Но я не мог удержаться и не сказать ему: “Там, где мы, все сокрывается, не так ли?” Едва произнесенные, слова эти канули в пустоту, пустотою же там и откликнулись, пробудили бесконечно растянутую внеположность, бесконечную муку заполонившего все пространство утверждения — там, где сказанное проходило все время через одну и ту же точку, было одним и тем же и всегда, в какой бы то ни было момент, гласило одно и то же, вечно оставаясь недосказанным. Не могу сказать, что я тем самым освободился от этой речи. Напротив, она постоянно ко мне возвращалась, словно служила ответом на самое себя, и, всякий раз с ней покончив, я всякий же раз выражал ее заново, ибо она того и требовала: быть сказанной и пересказанной.

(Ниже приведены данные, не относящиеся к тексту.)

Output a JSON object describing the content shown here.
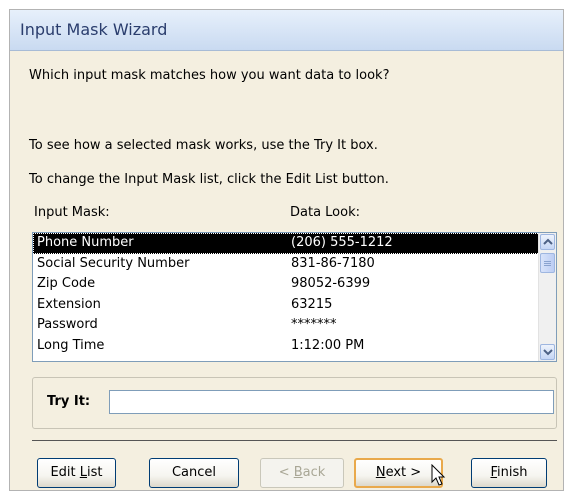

Я, должно быть, довольно долго оставался на одном и том же месте. Поминутно говорил себе: теперь я уже не смогу размышлять (размышляя, я, собственно говоря, и не размышлял, это была скорее обращенная ко времени мольба, дабы оно соблаговолило завершить свои труды). Я стоял в нескольких шагах от весьма и весьма просторной, слишком широкой кровати: я даже не был уверен, уж не пол ли это, что и мешало мне на ней, как я того бы хотел, растянуться. Не различая отчетливо отдельные предметы, я схватывал комнату в ее целостности, дотрагивался до нее, как дотрагивалась до меня и она, благодаря легкости отношений, пропускавших между нами россыпь легкого же, но бесконечного смешка, который пробегал по кромке пространства, его не пересекая, но при этом казалось, что он самим пространством и был, и эта веселость, хотя она и была мне чужда, проходила, однако, там, где я думал, что нахожусь, меня рассеивала, рассеивала мою решимость по поводу тех серьезных вещей, что мне, как бы там ни было, все же надлежало свершить. Я, должно быть, направился на кухню. Мысль, что я уже давно туда и направлялся, мысль и сама по себе наделенная удушающей стороной и стороной занимательной, причем одна из них постоянно переходила в другую, привела к тому, что, стоило мне коснуться двери, вспомнив, что погреб, куда я мог бы упасть, где-то неподалеку, как я от нее отвернулся, и тут же меня вновь охватило не что иное, как желание пить, меня мучила жажда, эта жажда и вернула меня назад. “Дайте мне стакан воды”, - тихо сказал я. Я едва расслышал эти слова. Он, однако, внятно ответил: “Я не могу его вам дать. Вы же знаете, я ничего не могу сделать”.
Я вслушался в эти слова. В них присутствовало нечто необычайно привлекательное, они были внятны, точны: в пределах моей досягаемости, и все же казалось, что они обо мне не ведали, как не ведал о них и я. Тут крылось какое-то новое явление, и я сказал себе, что в будущем надо будет в нем разобраться, но в данный момент все это было столь легким, столь несерьезным и в то же время обладало таким размахом, что я не мог и подумать о том, чтобы с ним освоиться. Может статься, я ничего не понимал, может статься, называл речью то, что обходилось без речи, но здесь то, что обходилось без речи, оборачивалось уже речью, то, что не было понято, оказывалось выражено. Мне нужно было бы идти дальше, но я заметил, что меня сковывает печаль, все это было так пусто; оно говорило от имени столь исчерпанной, столь цепкой дали, было связано с такой мукой, с такой неприметной мукой. Здесь ли все это было?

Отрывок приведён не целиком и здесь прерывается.